BIS welcomes comments from the public on criteria regarding exempted electronic waste items. Items that do not meet the criteria for exemption could be subject to a prohibition on export. Persons would need to determine a means of disposal or destruction of non-exempted electronic waste within the United States.

BIS recognizes that other organizations and government agencies may have different criteria or definitions for electronic waste and other relevant terms. BIS seeks comment from the public regarding these terms and any discrepancies and uncertainties that may arise from the definition used in this notice of inquiry.

Potential Changes to the Regulations

(1) Reporting Requirements for the Export of Exempted Electronic Waste

BIS is seeking public comments on two approaches that could be used to track the export of electronic waste that is exempt from the prohibition. The first approach would be to allow electronic waste that is exempt from the prohibition to be exported under a potential new license exception in the Export Administration Regulations (EAR) (15 CFR, subchapter C, parts 730-774). A second approach would be to track and record exempted electronic waste exports through a new data element in the Automated Export System (AES), maintained by the U.S. Census Bureau (Census). BIS recognizes that Census proposed the introduction of a similar data element in the Federal Register on March 9, 2016 (81 FR 12423), and ultimately removed the proposed requirement in their final rule published on April 19, 2017 (82 FR 18385), because of public comments and concerns. BIS is nevertheless considering re-introducing an electronic waste indicator in AES as an alternate means to track the export of electronic waste that qualifies for an exemption from the prohibition. BIS welcomes comments and suggestions on other possible approaches and mechanisms that would help the public comply with requirements for the export of electronic waste.

(2) New Recordkeeping Requirements

BIS is seeking comments on new recordkeeping requirements that would apply to exports of exempted electronic waste under a potential new license exception and exports of electronic waste tracked under a potential new AES data element. Exporters would be required to keep documentation on all electronic waste that is exported, including how the electronic waste met the criteria for exemption, and including but not limited to the methodology used to test the items and the test results for each item.

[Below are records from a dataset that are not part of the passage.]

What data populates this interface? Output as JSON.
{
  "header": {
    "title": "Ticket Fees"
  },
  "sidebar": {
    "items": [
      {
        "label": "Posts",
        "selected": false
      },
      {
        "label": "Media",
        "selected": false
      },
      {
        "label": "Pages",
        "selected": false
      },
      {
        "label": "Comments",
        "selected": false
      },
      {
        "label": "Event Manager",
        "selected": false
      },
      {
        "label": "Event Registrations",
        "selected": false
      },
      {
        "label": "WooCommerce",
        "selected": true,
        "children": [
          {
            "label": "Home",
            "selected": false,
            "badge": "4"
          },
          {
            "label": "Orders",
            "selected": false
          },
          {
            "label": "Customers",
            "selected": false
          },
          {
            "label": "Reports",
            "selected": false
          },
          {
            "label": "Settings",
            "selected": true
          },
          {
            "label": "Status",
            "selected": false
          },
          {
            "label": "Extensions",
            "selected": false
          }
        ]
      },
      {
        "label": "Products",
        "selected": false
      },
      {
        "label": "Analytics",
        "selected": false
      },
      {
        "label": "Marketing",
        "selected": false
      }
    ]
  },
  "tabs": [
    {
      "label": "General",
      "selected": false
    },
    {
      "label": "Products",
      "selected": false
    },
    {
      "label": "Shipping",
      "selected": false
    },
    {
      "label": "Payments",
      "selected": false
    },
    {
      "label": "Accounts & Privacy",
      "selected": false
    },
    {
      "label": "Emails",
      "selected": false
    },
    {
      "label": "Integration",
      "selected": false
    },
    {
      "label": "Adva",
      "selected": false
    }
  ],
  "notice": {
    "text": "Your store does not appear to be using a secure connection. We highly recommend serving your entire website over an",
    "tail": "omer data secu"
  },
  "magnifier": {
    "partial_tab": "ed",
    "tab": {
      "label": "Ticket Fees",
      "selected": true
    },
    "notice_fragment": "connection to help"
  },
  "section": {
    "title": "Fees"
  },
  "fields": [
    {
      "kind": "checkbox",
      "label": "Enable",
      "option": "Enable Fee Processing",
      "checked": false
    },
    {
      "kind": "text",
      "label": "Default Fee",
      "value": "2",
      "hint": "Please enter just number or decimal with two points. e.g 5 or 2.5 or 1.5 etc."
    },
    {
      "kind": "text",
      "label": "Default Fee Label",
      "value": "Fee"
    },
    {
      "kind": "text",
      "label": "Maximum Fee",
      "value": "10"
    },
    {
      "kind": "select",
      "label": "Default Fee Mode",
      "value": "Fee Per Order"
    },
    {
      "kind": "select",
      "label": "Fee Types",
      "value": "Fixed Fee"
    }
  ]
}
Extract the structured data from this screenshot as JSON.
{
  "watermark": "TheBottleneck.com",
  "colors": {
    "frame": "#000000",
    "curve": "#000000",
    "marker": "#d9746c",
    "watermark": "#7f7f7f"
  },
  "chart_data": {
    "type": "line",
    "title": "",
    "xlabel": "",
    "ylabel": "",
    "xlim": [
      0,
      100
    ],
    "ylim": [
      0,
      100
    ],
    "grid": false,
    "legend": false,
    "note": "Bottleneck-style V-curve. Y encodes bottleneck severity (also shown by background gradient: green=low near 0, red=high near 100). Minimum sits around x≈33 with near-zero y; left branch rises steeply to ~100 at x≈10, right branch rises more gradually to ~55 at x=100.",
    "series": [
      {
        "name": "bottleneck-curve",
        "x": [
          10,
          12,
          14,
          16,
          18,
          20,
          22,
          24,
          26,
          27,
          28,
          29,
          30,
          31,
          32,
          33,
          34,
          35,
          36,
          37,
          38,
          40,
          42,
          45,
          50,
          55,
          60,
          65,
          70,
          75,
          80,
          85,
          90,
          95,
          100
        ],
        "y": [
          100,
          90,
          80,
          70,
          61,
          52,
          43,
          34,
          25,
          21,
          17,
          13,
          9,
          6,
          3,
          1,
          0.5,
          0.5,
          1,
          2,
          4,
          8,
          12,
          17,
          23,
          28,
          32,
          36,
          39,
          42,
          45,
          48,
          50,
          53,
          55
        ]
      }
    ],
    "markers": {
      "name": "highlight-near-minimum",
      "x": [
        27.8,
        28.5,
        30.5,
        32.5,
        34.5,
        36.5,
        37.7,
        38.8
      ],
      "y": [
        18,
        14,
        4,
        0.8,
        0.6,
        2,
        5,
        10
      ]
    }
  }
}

Cost to Industry for Potential Changes to the Regulations and the Prevalence of Counterfeit Items in Electronic Supply Chains

BIS seeks public comments on the costs to exporters of determining eligibility for exemption of items that fall under the definition of electronic waste (including the workability of the testing of used electronics), new recordkeeping requirements for exempted electronic waste, updates to filing systems to reflect regulatory changes (either in the form of a new license exception or an electronic waste indicator in AES), and costs or effects that may arise from the potential changes described in this notice. In addition, BIS seeks comments on the prevalence of counterfeit commodities in the electronic supply chains and whether the changes contemplated in this notice of inquiry would alleviate this problem.

Start Signature

Dated: October 17, 2018.

Richard E. Ashooh,

Assistant Secretary for Export Administration.